In conventional reservoir simulators, relative permeability curves are usually corrected for different values of surface tension using Coats correlation. Based on a research work in Heriot-Watt University, it was concluded that high rates near well bore in condensate reservoirs cause the enhancement of relative permeability of condensates and gas. It was also suggested to consider capillary number instead of surface tension for correction of relative permeability curves. Also, in condensate reservoirs, in contrary to
dry gas reservoir, the negative effect of inertia
(defined as skin factor) is not constant but it is a function of rate.

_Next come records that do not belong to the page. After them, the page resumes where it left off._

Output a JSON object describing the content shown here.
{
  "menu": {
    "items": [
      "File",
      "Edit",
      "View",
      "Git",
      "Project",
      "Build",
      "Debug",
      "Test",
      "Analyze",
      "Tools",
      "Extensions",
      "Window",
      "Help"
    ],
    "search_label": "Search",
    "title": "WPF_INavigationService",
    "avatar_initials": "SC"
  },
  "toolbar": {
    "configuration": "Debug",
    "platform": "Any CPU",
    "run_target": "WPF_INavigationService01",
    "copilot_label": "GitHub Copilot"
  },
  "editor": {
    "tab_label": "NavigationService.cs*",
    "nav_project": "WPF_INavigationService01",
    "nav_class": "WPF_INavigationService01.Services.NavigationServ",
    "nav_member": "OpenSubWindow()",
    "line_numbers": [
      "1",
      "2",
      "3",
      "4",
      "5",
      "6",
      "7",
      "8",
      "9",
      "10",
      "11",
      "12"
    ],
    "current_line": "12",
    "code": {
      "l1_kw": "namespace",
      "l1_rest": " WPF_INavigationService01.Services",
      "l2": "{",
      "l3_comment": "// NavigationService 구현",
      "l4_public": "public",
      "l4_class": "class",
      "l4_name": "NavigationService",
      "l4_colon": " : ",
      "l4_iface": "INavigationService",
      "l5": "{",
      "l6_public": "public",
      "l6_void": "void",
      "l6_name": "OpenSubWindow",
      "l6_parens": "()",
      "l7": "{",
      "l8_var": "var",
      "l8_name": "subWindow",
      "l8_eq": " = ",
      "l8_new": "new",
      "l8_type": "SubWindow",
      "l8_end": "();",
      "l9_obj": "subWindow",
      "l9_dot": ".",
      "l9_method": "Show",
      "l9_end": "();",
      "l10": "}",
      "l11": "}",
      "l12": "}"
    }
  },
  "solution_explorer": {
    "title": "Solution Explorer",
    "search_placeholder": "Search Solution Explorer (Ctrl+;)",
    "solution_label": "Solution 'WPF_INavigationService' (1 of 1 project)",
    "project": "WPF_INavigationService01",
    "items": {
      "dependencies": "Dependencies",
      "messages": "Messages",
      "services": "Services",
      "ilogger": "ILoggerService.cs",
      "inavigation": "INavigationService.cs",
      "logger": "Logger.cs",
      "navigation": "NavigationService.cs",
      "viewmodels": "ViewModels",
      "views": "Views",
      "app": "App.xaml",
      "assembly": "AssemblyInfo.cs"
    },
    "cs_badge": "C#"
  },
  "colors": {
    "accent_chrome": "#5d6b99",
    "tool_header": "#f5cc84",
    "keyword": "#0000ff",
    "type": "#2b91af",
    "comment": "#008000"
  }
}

In order to study the above phenomenon in a reservoir scale, a fractured condensate reservoir in Nar field was selected. The modeling of reservoir fluid was first constructed using an equation of state and then, relative permeability curves were obtained and corrected for surface tension only. By the reservoir simulation using Eclipse-100, we were able to obtain a good match between pressure drop versus rate in simulation and a
pressure-flow test in one of the wells. Using
the tuned model and by changing different skin factors and drainage radii, we obtained a fairly good match in other wells, as well. Then we investigated different rates and observed no match between simulation and actual test data. Therefore, we concluded that in reservoir scale, it is necessary to correct the relative permeability curves for the effect of rate in condensate reservoirs.